Traveller Song (2016 rev. 2018) is a 21-minute work for ensemble of seven or eight players and tape, scored for clarinet, piano four hands, accordion, guitar, violin, and cello. The tape element is a recording of Miller’s own voice – “caterwauling”, as she puts it – singing along to a Sicilian cart driver’s tune recorded by Alan Lomax and Diego Carpitella. Miller recorded her own singing many times over, layering these recordings in canon, and creating an instrumental framework around it.

“The resulting piece”, she notes, “is perhaps about a different kind of travelling, and might have more in common with a quasi-shamanistic keening than anything Sicilian…perhaps more with my own need for both holding-on and moving-on, the heartache between these two places, the always going-under and giving-up to the transitory state of things.” Traveller Song was premiered by Ensemble Plus-Minus at Café OTO as part of KammerKlang 2017, and their recording of it was first released on Songs About Singing, a 2017 portrait disc of Miller’s vocal music from all that dust.
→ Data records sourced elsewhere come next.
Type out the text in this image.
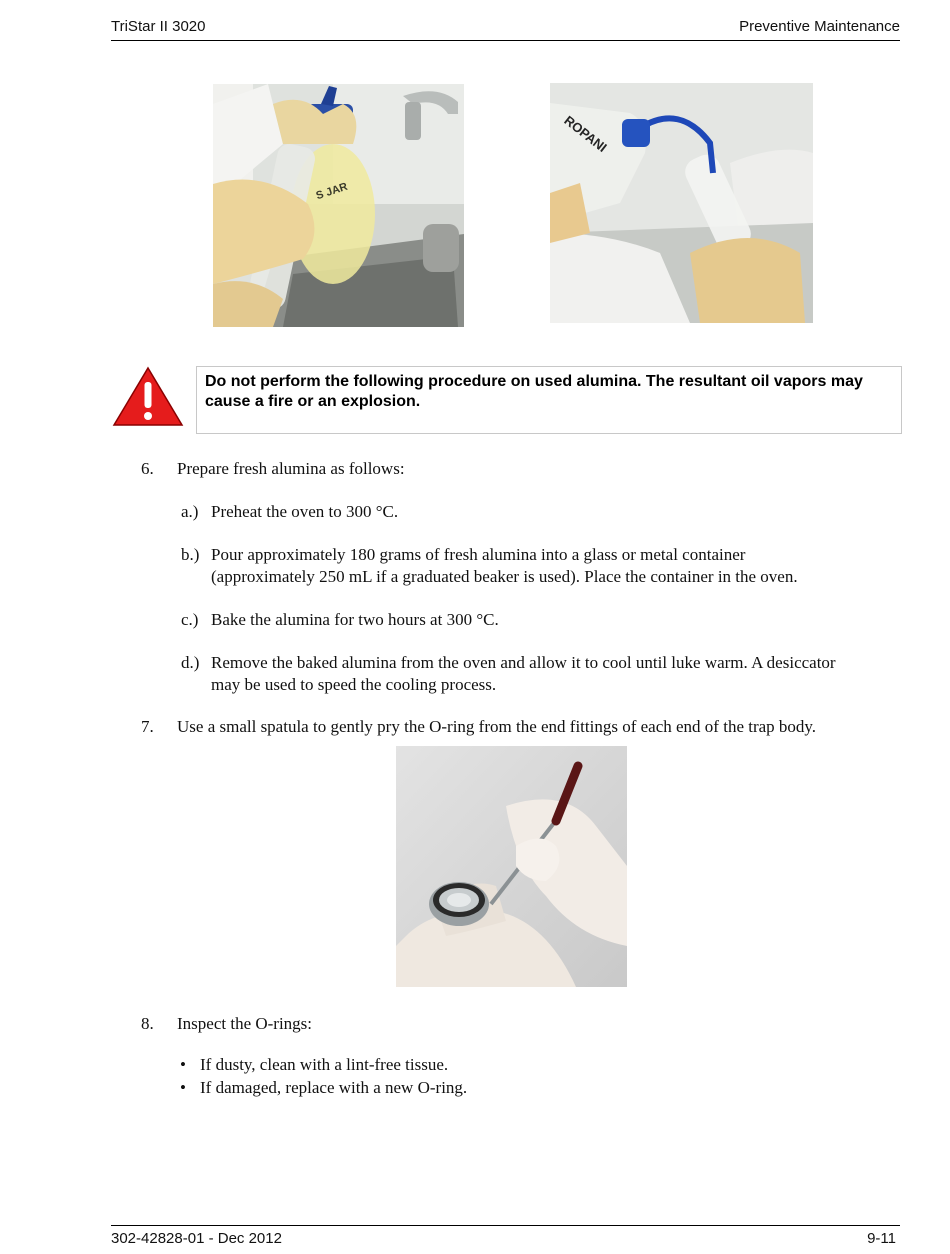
TriStar II 3020	Preventive Maintenance
S JAR
ROPANI
Do not perform the following procedure on used alumina. The resultant oil vapors may cause a fire or an explosion.
6. Prepare fresh alumina as follows:
a.) Preheat the oven to 300 °C.
b.) Pour approximately 180 grams of fresh alumina into a glass or metal container
(approximately 250 mL if a graduated beaker is used). Place the container in the oven.
c.) Bake the alumina for two hours at 300 °C.
d.) Remove the baked alumina from the oven and allow it to cool until luke warm. A desiccator
may be used to speed the cooling process.
7. Use a small spatula to gently pry the O-ring from the end fittings of each end of the trap body.
8. Inspect the O-rings:
• If dusty, clean with a lint-free tissue.
• If damaged, replace with a new O-ring.
302-42828-01 - Dec 2012	9-11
Thanksong also draws on pre-existing music. The title of the 15-minute work references the ‘Heiliger Dankgesang’ from Beethoven’s op.132 string quartet, summoning the opening’s prayerful and inward mood. To compose Thanksong Miller sang along – the automatic singing-in-meditation that is a cornerstone of her compositional practice, also used in Traveller Song – to the four individual parts of the quartet, many times in repetition, transforming the material into gentle pendulum-like repeated gestures. The quartet members play the music by ear (with the aid of simplified notation), listening in headphones to Miller’s voice – and the composition is held together by the pacing and breath of Juliet Fraser, as she sings Beethoven’s line as slowly and quietly as possible.

Thanksong received its first live performances at the Dartington International Summer School and Wigmore Hall in 2022, after an online premiere in 2020 in a video created by TIME:SPANS festival. This autumn it receives performances from Phaedra Ensemble and Rosie Middleton at the Little Missenden Festival (11 October) and at London’s Café OTO (3 December).